United States v. Brown, 2025 WL 223881 (D.C. Cir. 2025)
On Jan. 6, 2021, Peter Schwartz, Jeffrey Brown and Markus Maly were in the mob assaulting officers in the Lower West Terrace tunnel, engaged in “hand-to-hand combat” using baseball bats, flagpoles, sticks, chairs, “pretty much anything that you can think of.” Officers described the scene in the tunnel as “pretty terrifying” and “hell.” One police officer testified the “tunnel was by far his worst experience” during the January 6 attacks on police. More than 150 police officers were injured.
During the melee, Schwartz, who already had a lengthy history of violent crime, struck an officer in the head with a chair, then bragged about it in a text sent the following day. Schwartz and Maly both shot pepper spray into the faces of police officers.
As part of the investigation into the men’s actions, FBI investigators compelled Schwartz to press his thumb to his cell phone to unlock it biometrically. The evidence obtained from the phone was used to try and convict Brown, Maly and Schwartz. Schwartz complained the compelled thumbprint violated his Fourth and Fifth Amendment rights.
The trial court denied Schwartz’s motions to suppress evidence obtained from his cellphone. The judge agreed investigators had compelled Schwartz to unlock his phone but ruled this act was not testimonial. The court reasoned that Fifth Amendment privilege does not apply when “the government merely compels some physical act, i.e., where the individual is not called upon to make use of the contents of his mind.” The trial court also found the good faith exception, though typically relevant in the Fourth Amendment context, applied to Schwartz’s Fifth Amendment claim. Schwartz exercised his right to appeal.
The court of appeals disagreed with the trial court and held that compelling Schwartz to unlock his cellphone violated the Fifth Amendment. The appellate court remanded to the trial court to determine whether any of Schwartz’s counts of conviction must be vacated due to the compelled thumbprint. (There was substantial other evidence of his crimes.) However, in the meantime, President Trump halted all proceedings against Schwartz through a general pardon.
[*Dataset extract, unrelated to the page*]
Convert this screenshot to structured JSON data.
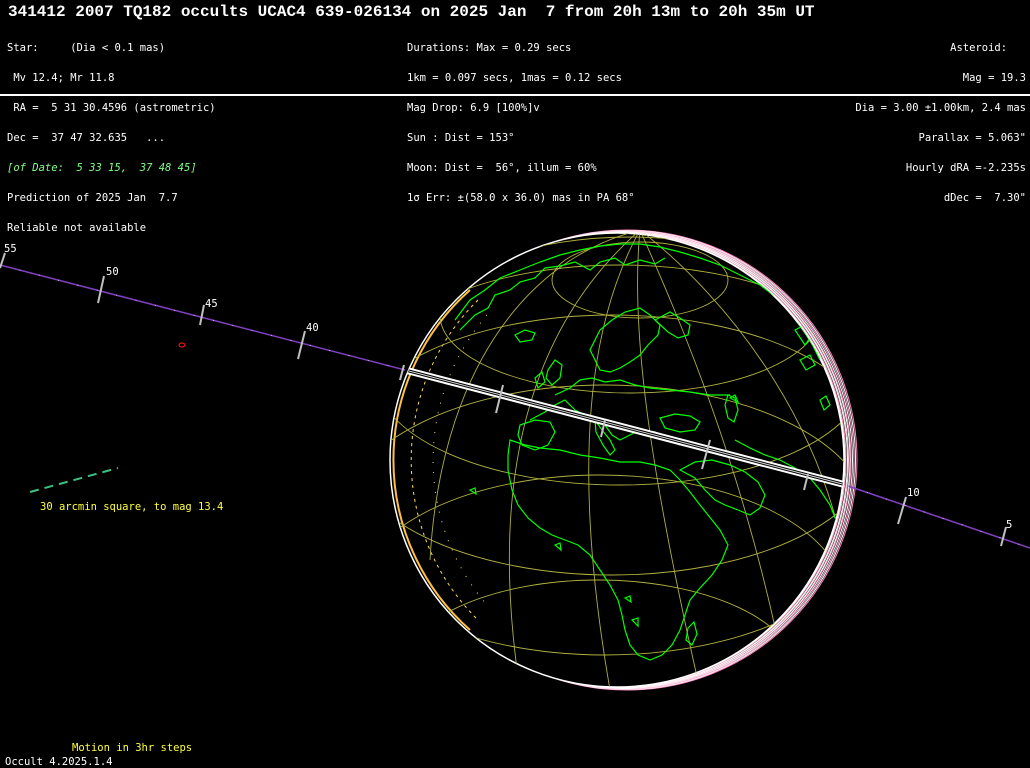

The Supreme Court has defined testimonial communications are those that, “explicitly or implicitly, relate a factual assertion or disclose information” (Doe v. United States, 487 U.S. 201 (1988)). The Court has opined that whether a communication is testimonial often “depends on the facts and circumstances of a particular case” (Fisher v. United States, 425 U.S. 391 (1976)). Resolving Schwartz’s claim, the appellate court began with the observation that “generally, the use of an individual’s physical traits by police is not considered testimonial. For example, the Fifth Amendment does not protect against the involuntary furnishing of a blood sample, submitting to fingerprinting, providing a handwriting exemplar, providing a voice exemplar, standing in a police lineup, or donning particular clothing.”
The appellate court distinguished those physical acts from unlocking a phone and communicating, “I know how to open the phone,” “I have control over and access to this phone,” and “the print of this specific finger is the password to this phone.” It held: “If Schwartz had instead been compelled to disclose whether he could open the phone, and made to say yes or to verbally disclose the password, those answers unquestionably would be testimonial communications. The compelled opening of the cellphone that occurred here is no different.” The court concluded Schwartz’s response disclosed his control over the phone, his knowledge of how to access it, and the existence, authenticity and ownership of documents within it.
Not all courts agreed with the appellate court in this case. For example, the Minnesota Supreme Court held providing a compelled fingerprint to unlock a mobile phone was not testimonial (State v. Diamond, 905 N.W.2d 870, 875 (Minn.), cert. denied, 138 S. Ct. 2003 (2018)). See also United States v. Smith, 706 F. Supp. 3d 404 (S.D.N.Y. 2023), United States v. Eldarir, 681 F. Supp. 3d 43 (E.D.N.Y. 2023).
The wisest course is to consult with a prosecutor in your jurisdiction before compelling a suspect to open a phone or other device, whether by a biometric identifier or a passcode.
Note that Brown, Maly and Schwartz were subsequently pardoned by President Trump for several crimes, including using force against officers in the tunnel and spraying pepper spray into officers’ faces. In a joint statement, the International Association of Chiefs of Police (IACP) and the Fraternal Order of Police (FOP) condemned the pardons, saying in part, “When perpetrators of crimes, especially serious crimes, are not held fully accountable, it sends a dangerous message that the consequences for attacking law enforcement are not severe, potentially emboldening others to commit similar acts of violence.”